L'exemption est une victoire pour Zoox, mais elle ouvre également la voie à tout autre développeur de véhicules autonomes qui souhaite lancer un robotaxi sans volant, ni pédales, ou autres exigences qui pourraient ne pas être nécessaires dans un véhicule sans conducteur humain. Par exemple, un robotaxi n'a vraiment pas besoin de rétroviseur ; il atteint déjà ce type de visibilité grâce à des capteurs à l'extérieur du véhicule. Tesla est le bénéficiaire évident ici, car elle développe son Cybercab à deux places. Mais il y en aura d'autres aussi.

Dans d'autres nouvelles, vous avez peut-être manqué mon évaluation complète de l'empire des véhicules autonomes d'Uber. Jetez-y un œil ; il offre un tour d'horizon complet de toutes les entreprises avec lesquelles Uber a noué des partenariats (et dans certains cas, a investi).
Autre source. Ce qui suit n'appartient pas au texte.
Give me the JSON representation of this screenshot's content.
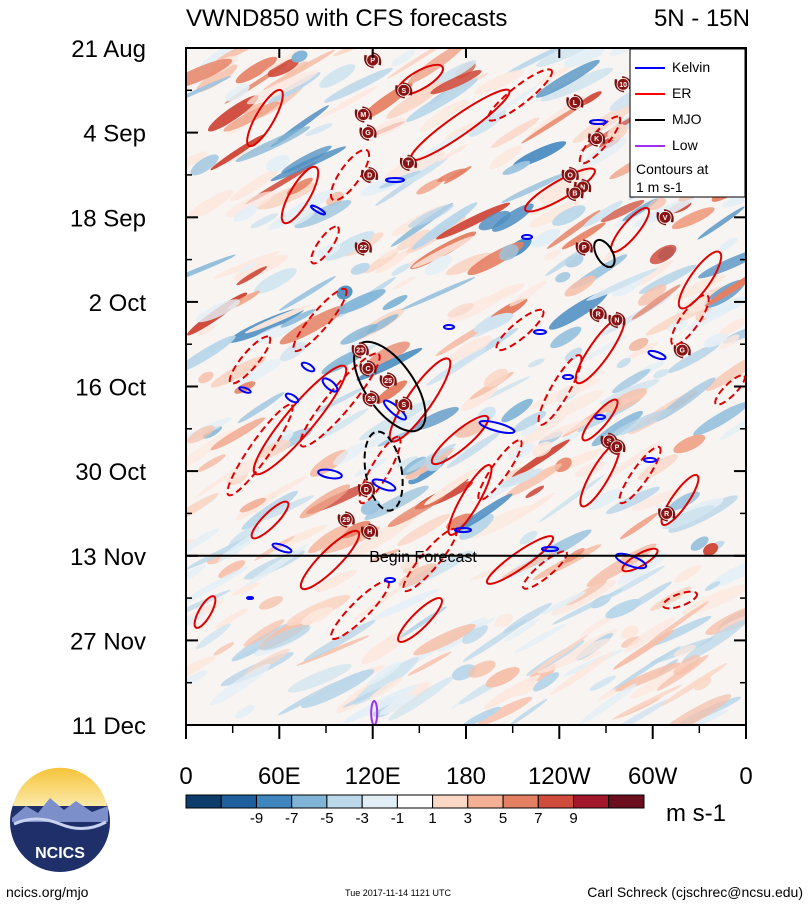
{
  "chart_data": {
    "type": "heatmap",
    "title": "VWND850 with CFS forecasts",
    "region": "5N - 15N",
    "xlabel": "",
    "ylabel": "",
    "x_ticks": [
      "0",
      "60E",
      "120E",
      "180",
      "120W",
      "60W",
      "0"
    ],
    "x_tick_degrees": [
      0,
      60,
      120,
      180,
      240,
      300,
      360
    ],
    "y_ticks": [
      "21 Aug",
      "4 Sep",
      "18 Sep",
      "2 Oct",
      "16 Oct",
      "30 Oct",
      "13 Nov",
      "27 Nov",
      "11 Dec"
    ],
    "y_start": "2017-08-21",
    "y_end": "2017-12-11",
    "forecast_start": "2017-11-13",
    "forecast_label": "Begin Forecast",
    "colorbar": {
      "labels": [
        "-9",
        "-7",
        "-5",
        "-3",
        "-1",
        "1",
        "3",
        "5",
        "7",
        "9"
      ],
      "units": "m s-1",
      "colors": [
        "#0b3c6b",
        "#1f5f9e",
        "#3f86bf",
        "#7fb4d6",
        "#bcd9ea",
        "#e2eef5",
        "#ffffff",
        "#fbd8c6",
        "#f3b095",
        "#e57f62",
        "#cf4b3c",
        "#a3172c",
        "#6b0f1f"
      ]
    },
    "legend": {
      "position": "top-right",
      "entries": [
        {
          "name": "Kelvin",
          "color": "#0000ff"
        },
        {
          "name": "ER",
          "color": "#ff0000"
        },
        {
          "name": "MJO",
          "color": "#000000"
        },
        {
          "name": "Low",
          "color": "#a030f0"
        }
      ],
      "note_lines": [
        "Contours at",
        "1 m s-1"
      ]
    },
    "tropical_cyclones": [
      {
        "label": "P",
        "lon": 120,
        "date": "2017-08-23"
      },
      {
        "label": "S",
        "lon": 140,
        "date": "2017-08-28"
      },
      {
        "label": "M",
        "lon": 114,
        "date": "2017-09-01"
      },
      {
        "label": "G",
        "lon": 117,
        "date": "2017-09-04"
      },
      {
        "label": "L",
        "lon": 250,
        "date": "2017-08-30"
      },
      {
        "label": "10",
        "lon": 281,
        "date": "2017-08-27"
      },
      {
        "label": "K",
        "lon": 264,
        "date": "2017-09-05"
      },
      {
        "label": "T",
        "lon": 143,
        "date": "2017-09-09"
      },
      {
        "label": "D",
        "lon": 118,
        "date": "2017-09-11"
      },
      {
        "label": "O",
        "lon": 247,
        "date": "2017-09-11"
      },
      {
        "label": "N",
        "lon": 255,
        "date": "2017-09-13"
      },
      {
        "label": "B",
        "lon": 250,
        "date": "2017-09-14"
      },
      {
        "label": "V",
        "lon": 308,
        "date": "2017-09-18"
      },
      {
        "label": "22",
        "lon": 114,
        "date": "2017-09-23"
      },
      {
        "label": "P",
        "lon": 256,
        "date": "2017-09-23"
      },
      {
        "label": "R",
        "lon": 265,
        "date": "2017-10-04"
      },
      {
        "label": "N",
        "lon": 277,
        "date": "2017-10-05"
      },
      {
        "label": "G",
        "lon": 319,
        "date": "2017-10-10"
      },
      {
        "label": "23",
        "lon": 112,
        "date": "2017-10-10"
      },
      {
        "label": "C",
        "lon": 117,
        "date": "2017-10-13"
      },
      {
        "label": "25",
        "lon": 130,
        "date": "2017-10-15"
      },
      {
        "label": "26",
        "lon": 119,
        "date": "2017-10-18"
      },
      {
        "label": "S",
        "lon": 140,
        "date": "2017-10-19"
      },
      {
        "label": "S",
        "lon": 272,
        "date": "2017-10-25"
      },
      {
        "label": "P",
        "lon": 277,
        "date": "2017-10-26"
      },
      {
        "label": "D",
        "lon": 116,
        "date": "2017-11-02"
      },
      {
        "label": "29",
        "lon": 103,
        "date": "2017-11-07"
      },
      {
        "label": "H",
        "lon": 118,
        "date": "2017-11-09"
      },
      {
        "label": "R",
        "lon": 309,
        "date": "2017-11-06"
      }
    ],
    "kelvin_contours_count": 20,
    "er_contours_description": "red solid (positive) and dashed (negative) ellipses tilted toward the west with time",
    "mjo_contours": [
      {
        "sign": "positive",
        "lon": 131,
        "date": "2017-10-16"
      },
      {
        "sign": "negative",
        "lon": 127,
        "date": "2017-10-30"
      },
      {
        "sign": "positive",
        "lon": 269,
        "date": "2017-09-24"
      }
    ],
    "low_contour": {
      "lon": 121,
      "date": "2017-12-11"
    }
  },
  "footer": {
    "logo_text": "NCICS",
    "url": "ncics.org/mjo",
    "timestamp": "Tue 2017-11-14 1121 UTC",
    "author": "Carl Schreck (cjschrec@ncsu.edu)"
  }
}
Et j'entends dire que d'autres arrivent. Vous vous souvenez peut-être que le Financial Times a fait son propre calcul du montant investi par Uber dans les véhicules autonomes. Le média a déterminé qu'il s'agissait d'environ 10 milliards de dollars. Et devinez quoi ? C'est exactement le chiffre que le PDG d'Uber, Dara Khosrowshahi, a partagé lors de la conférence téléphonique sur les résultats de l'entreprise. Il a déclaré que l'entreprise s'engagerait à hauteur de 10 milliards de dollars « au cours des prochaines années » pour déployer 120 000 véhicules sans conducteur.

Moove a commencé comme une fintech africaine qui fournissait du financement de véhicules aux conducteurs d'applications. Bien que Moove reste dans le secteur de la mobilité, elle est devenue un méga-propriétaire de flotte de VTC (42 000 véhicules et en croissance) dans 13 pays. Elle a également ajouté une nouvelle division commerciale axée sur les véhicules autonomes. Moove a remporté une victoire précoce et est désormais l'opérateur de flotte pour Waymo à Phoenix, Miami et Las Vegas, et à l'avenir, à Londres. Mais le co-PDG Ladi Delano a clairement des ambitions plus grandes pour Moove - et il a maintenant le capital frais pour essayer. La startup, désormais basée à Dubaï, a levé 250 millions de dollars lors d'un tour de série C mené par Mubadala Investment Company avec Woven Capital et Ion Pacific comme co-chefs de file. Moove, qui est maintenant valorisée à 2,1 milliards de dollars, prévoit d'utiliser les fonds pour étendre son activité de gestion de flotte de véhicules autonomes, y compris l'embauche d'environ 350 personnes. Un point intéressant à noter : Moove prévoit d'acheter des robotaxis Waymo et possède déjà les actifs de robotaxis d'une autre société non nommée.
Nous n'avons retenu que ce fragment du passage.